Capital retention is a conservative approach that allows you a great deal of flexibility in retirement. But it also requires you to accumulate a lot of money.
Capital Depletion
A capital depletion retirement strategy has you live off a combination of principal and earnings, such that at some distant future point, you’ll run out of money. The key is that you aim for this to happen after the longest you reasonably expect to live in retirement.
If you’re quite certain you won’t live more than 30 years into retirement, you plan on needing money for maybe 35 or 40 years. This gives you a little cushion. Not much, but a little.
To make sure that you don’t run out of money early, you must plan carefully. Higher-than-expected inflation or unexpected medical expenses can throw plans off. Using conservative assumptions and allowing for contingencies is essential.
A capital depletion strategy is the more common than the capital depletion method. It’s not because this is what people prefer. It’s simply because funding a capital depletion strategy requires less savings. People often can’t afford anything more. No matter how much they wish to leave a legacy, it may not be practical.
An Example
Let’s consider a simple example. Marion is planning her retirement and would prefer to use a capital retention retirement distribution strategy because she wants to pass the principal of her retirement accounts to her niece and nephew.

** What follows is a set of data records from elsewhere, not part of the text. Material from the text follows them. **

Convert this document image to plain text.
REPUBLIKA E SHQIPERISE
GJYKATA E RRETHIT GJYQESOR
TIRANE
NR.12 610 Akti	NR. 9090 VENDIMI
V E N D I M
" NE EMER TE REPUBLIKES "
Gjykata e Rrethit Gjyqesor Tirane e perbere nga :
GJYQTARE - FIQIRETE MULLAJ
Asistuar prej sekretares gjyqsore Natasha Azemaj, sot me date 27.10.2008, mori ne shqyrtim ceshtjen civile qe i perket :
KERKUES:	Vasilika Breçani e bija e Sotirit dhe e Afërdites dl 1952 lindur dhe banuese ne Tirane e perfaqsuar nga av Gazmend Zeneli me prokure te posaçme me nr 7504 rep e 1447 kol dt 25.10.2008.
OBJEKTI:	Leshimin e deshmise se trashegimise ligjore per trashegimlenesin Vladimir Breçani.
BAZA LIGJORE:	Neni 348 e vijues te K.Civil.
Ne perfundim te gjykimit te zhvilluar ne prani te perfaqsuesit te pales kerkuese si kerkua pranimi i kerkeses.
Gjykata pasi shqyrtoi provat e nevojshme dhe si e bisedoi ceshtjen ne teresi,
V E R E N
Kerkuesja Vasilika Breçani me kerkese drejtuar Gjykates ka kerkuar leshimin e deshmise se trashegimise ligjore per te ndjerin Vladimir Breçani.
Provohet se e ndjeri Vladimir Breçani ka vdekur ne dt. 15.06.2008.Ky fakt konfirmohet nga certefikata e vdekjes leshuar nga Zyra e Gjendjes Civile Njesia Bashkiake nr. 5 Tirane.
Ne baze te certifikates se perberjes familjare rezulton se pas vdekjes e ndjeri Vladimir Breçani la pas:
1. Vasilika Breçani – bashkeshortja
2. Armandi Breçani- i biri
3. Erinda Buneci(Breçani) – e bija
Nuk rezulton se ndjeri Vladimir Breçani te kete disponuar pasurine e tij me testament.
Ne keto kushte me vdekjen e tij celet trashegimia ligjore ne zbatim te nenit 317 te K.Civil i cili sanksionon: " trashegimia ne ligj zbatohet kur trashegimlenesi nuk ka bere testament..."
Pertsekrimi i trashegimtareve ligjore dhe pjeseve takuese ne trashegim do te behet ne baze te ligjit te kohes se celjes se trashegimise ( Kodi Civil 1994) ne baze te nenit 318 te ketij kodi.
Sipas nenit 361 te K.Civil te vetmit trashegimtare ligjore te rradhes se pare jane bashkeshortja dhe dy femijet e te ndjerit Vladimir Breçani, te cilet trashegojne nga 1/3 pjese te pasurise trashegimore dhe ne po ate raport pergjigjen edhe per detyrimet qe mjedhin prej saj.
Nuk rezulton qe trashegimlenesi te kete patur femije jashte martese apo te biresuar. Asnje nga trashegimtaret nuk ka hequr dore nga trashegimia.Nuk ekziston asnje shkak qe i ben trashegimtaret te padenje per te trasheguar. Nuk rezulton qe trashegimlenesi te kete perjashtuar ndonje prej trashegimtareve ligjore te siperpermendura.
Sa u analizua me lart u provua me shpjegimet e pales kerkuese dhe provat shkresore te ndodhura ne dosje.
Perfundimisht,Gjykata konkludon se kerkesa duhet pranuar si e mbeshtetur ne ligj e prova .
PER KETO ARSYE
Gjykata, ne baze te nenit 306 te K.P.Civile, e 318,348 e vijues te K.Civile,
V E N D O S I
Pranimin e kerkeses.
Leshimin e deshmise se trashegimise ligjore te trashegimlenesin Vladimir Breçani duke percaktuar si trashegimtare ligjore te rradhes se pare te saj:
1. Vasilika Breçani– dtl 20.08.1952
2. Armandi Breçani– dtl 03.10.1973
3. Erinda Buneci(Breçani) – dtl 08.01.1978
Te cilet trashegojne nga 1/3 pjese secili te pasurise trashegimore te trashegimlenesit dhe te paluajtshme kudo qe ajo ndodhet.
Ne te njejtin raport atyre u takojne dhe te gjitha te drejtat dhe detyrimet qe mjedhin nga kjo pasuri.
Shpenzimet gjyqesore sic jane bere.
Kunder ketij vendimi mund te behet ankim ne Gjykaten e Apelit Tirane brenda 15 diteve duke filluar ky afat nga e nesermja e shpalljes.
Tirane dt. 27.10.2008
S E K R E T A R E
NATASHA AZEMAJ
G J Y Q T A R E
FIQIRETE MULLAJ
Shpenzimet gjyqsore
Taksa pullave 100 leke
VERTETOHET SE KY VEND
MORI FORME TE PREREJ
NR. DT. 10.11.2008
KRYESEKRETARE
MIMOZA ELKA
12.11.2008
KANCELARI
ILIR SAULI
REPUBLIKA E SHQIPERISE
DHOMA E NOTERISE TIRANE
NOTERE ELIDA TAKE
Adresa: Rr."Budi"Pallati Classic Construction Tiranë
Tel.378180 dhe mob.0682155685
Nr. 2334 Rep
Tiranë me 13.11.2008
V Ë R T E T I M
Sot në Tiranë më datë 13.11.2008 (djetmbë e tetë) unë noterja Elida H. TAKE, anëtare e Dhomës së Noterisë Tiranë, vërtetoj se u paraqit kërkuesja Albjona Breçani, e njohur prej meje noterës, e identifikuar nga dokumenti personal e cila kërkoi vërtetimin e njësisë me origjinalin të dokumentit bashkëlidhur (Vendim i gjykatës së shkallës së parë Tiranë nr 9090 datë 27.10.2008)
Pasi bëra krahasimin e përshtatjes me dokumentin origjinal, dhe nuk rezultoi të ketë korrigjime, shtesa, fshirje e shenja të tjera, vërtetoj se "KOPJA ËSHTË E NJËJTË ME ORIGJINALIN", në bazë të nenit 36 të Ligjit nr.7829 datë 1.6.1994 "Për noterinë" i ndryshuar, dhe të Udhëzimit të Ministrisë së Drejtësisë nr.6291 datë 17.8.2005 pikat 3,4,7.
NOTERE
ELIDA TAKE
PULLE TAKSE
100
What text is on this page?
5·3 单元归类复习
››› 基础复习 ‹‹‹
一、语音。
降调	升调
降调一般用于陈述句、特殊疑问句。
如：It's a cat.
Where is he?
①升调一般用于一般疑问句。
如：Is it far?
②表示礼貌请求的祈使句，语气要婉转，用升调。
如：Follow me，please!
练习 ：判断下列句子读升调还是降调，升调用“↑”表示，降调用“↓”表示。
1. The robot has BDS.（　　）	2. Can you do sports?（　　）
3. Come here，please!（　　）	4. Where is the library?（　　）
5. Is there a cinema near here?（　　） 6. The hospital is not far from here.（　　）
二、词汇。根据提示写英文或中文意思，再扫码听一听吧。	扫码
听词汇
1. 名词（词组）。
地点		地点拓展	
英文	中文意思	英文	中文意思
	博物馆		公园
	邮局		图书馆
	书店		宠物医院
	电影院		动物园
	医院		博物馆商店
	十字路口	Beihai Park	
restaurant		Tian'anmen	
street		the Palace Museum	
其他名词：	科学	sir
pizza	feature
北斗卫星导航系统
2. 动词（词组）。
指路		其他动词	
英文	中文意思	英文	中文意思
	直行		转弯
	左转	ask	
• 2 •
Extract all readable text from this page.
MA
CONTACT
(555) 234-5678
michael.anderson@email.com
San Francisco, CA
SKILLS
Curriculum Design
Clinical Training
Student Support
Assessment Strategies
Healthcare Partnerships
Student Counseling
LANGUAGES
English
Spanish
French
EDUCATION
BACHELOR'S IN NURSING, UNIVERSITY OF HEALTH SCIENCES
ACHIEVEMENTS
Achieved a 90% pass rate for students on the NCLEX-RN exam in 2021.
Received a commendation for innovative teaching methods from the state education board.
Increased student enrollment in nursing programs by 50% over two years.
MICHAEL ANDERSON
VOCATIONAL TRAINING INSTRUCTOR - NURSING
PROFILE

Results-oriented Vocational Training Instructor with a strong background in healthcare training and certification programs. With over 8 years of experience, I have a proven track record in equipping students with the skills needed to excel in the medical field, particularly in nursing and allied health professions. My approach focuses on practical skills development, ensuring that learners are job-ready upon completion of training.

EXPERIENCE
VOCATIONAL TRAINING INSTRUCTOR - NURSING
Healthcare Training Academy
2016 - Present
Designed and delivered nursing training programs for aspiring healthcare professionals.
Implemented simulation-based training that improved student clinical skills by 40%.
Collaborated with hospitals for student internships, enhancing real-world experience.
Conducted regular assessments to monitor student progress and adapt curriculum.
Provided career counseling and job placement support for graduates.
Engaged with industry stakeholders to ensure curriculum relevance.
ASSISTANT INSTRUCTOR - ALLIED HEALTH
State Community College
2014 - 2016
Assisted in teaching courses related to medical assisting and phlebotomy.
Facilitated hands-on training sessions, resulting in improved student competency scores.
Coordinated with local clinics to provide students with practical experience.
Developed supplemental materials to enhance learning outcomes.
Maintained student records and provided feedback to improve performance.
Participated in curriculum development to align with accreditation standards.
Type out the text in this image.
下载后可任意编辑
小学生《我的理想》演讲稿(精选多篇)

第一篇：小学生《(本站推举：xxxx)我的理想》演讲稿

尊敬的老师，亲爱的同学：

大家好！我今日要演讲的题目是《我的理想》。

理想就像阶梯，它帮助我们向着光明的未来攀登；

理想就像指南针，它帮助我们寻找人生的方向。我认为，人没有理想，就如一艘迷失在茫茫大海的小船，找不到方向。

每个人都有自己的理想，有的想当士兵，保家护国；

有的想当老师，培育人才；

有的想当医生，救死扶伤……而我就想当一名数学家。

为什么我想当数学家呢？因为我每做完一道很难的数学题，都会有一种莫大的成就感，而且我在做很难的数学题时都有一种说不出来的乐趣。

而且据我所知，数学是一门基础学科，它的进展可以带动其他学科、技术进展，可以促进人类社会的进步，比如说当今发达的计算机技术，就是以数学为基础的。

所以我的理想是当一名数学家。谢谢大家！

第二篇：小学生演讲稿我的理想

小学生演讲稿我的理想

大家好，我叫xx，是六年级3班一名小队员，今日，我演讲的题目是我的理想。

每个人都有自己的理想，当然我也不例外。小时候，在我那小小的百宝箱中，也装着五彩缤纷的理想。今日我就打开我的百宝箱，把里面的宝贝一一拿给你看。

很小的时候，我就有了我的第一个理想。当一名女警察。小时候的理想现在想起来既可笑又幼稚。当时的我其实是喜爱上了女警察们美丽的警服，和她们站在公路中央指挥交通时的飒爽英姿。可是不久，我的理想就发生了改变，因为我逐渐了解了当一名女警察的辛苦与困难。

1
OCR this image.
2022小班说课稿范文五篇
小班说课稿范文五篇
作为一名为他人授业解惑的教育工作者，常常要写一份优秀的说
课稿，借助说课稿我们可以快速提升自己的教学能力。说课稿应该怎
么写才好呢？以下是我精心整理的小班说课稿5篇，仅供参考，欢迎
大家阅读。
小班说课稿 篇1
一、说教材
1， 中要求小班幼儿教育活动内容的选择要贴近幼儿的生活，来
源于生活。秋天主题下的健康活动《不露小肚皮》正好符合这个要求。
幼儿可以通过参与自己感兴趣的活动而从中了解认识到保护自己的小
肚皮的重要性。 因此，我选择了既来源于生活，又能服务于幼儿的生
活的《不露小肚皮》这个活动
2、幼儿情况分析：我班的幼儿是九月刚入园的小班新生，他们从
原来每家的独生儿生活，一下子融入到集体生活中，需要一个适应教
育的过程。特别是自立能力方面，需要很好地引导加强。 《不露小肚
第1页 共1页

She has determined she will need $20,000 per year over her social security income, and she plans to retire at age 60. Longevity and good health run in her family. Marion also assumes that she will achieve an average annual return of seven percent on her invested assets, and that inflation will remain relatively benign at three percent per year.
If Marion were to use a capital depletion strategy based on a 30-year retirement, she would need to accumulate $353,000 to fund her needs over and above her Social Security income.
Should she wish to move that out to 40 years, her need at retirement would increase to $405,000. To fund her retirement on a capital retention basis, she would need $667,000, withdrawing three percent each year to fund her desired retirement.
Retirement Distribution Strategies: The Bottom Line
The assumptions you make about the variables and contingencies have a significant impact on what you need in retirement. Or if retirement is around the corner and you have built all you can, these assumptions dictate how much you can afford to take from your accounts and have a reasonable expectation that your money will last throughout your retirement.
If your retirement is near, then you need to figure out how much you can afford to spend. Unfortunately for many people, this will be less than they would like to spend.
If retirement is still some ways down the road, you have time. There is still time to influence your ability to live a comfortable retirement by accumulating additional assets. No one has ever really regretted accumulating too much for retirement. The worst of that scenario is that you live a more comfortable life or pass more money down to your heirs.
It’s all about investing in the future you — plan now to build yourself a better tomorrow.